B. Attachment B was a schedule for the development of a typical 5(e) consent order and for a "fast track" or expedited order. The current estimates for development of a "fast track" or expedited section 5(e) consent order and for a non-expedited section 5(e) order are:
C. Attachment C was the then-current version of the Exposure-based Policy Criteria. Current policy and criteria are:
TSCA section 5(e) provides EPA with the authority to regulate new substances pending development of health and environmental effects data based on either the potential risk presented by the substance ("risk-based") or the potential for substantial production volume and substantial or significant human exposure or substantial environmental release ("exposure-based").

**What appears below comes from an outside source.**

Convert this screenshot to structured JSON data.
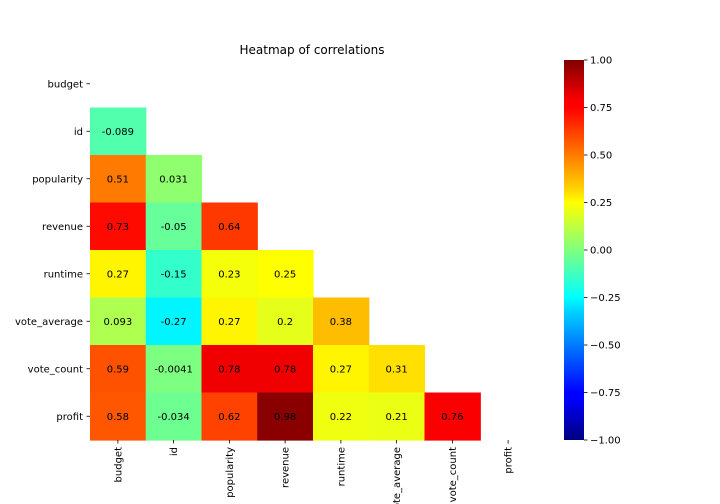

Action under section 5(e) for a new chemical substance is taken based under either or both of these authorities. Limited test data are submitted or otherwise available on new chemical substances and as a result EPA often relies on Structure Activity Relationship (SAR) predictions to evaluate potential effects associated with these substances. In 1988, EPA developed internal guidelines to assist in identifying new chemical substances received as PNms which would meet the "exposure-based" finding. Data obtained using the exposure-based finding can better characterize the tested chemical tested, confirm or refute a "negative" prediction of no risk or low risk, and supplement and validate the use of SAR in the review of PMNs. Expanded use of this finding was warranted for these reasons and because Congress intended that a greater priority for testing exist for high exposure chemicals. These "exposure-based" guidelines capture all PMN chemicals with estimated production volumes greater than or equal to 100,000 kilograms per year, and include specific exposure/release criteria shown below. The objectives of this approach were: to encourage fair and consistent decisions across numerous chemical categories and uses, to provide clear guidance to the public and industry about EPA's policy and expectations, and to implement the policy in the simplest, least resource-intensive way.
The Criteria are:
Exposure Parameter - TSCA 5(e) Exposure-Based Policy Criterion
1. Production Volume - 100,000 kg/yr or greater
2. Significant or Substantial Human Exposure: High Number of Workers Exposed - 1,000 workers or more exposed
3. Significant or Substantial Human Exposure: Acute Worker Exposure - 100 or more workers exposed to 10 mg/day or more
4. Significant or Substantial Human Exposure: Chronic Worker Exposure, Inhalation - 100 or more workers exposed to 1-10 mg/day for 100 days/yr or more
5. Significant or Substantial Human Exposure: Chronic Worker Exposure, Dermal - 250 or more workers exposed by routine dermal contact for 100 days/yr or more
6. Significant or Substantial Human Exposure: Consumer - Presence in consumer product where exposures are likely
7. Significant Human Exposure: Ambient General Population - 70 mg/yr exposure or more via drinking water, air, or groundwater
8. Substantial Human Exposure: Ambient General Population - 10,000 kg/yr or more release to environmental media
9. Substantial Environmental Release - 1000 kg/yr or more total release to surface water calculated after wastewater treatment
D. Attachment D was a draft for the expedited SNUR rule, now promulgated at 40 CFR section 721, subpart D.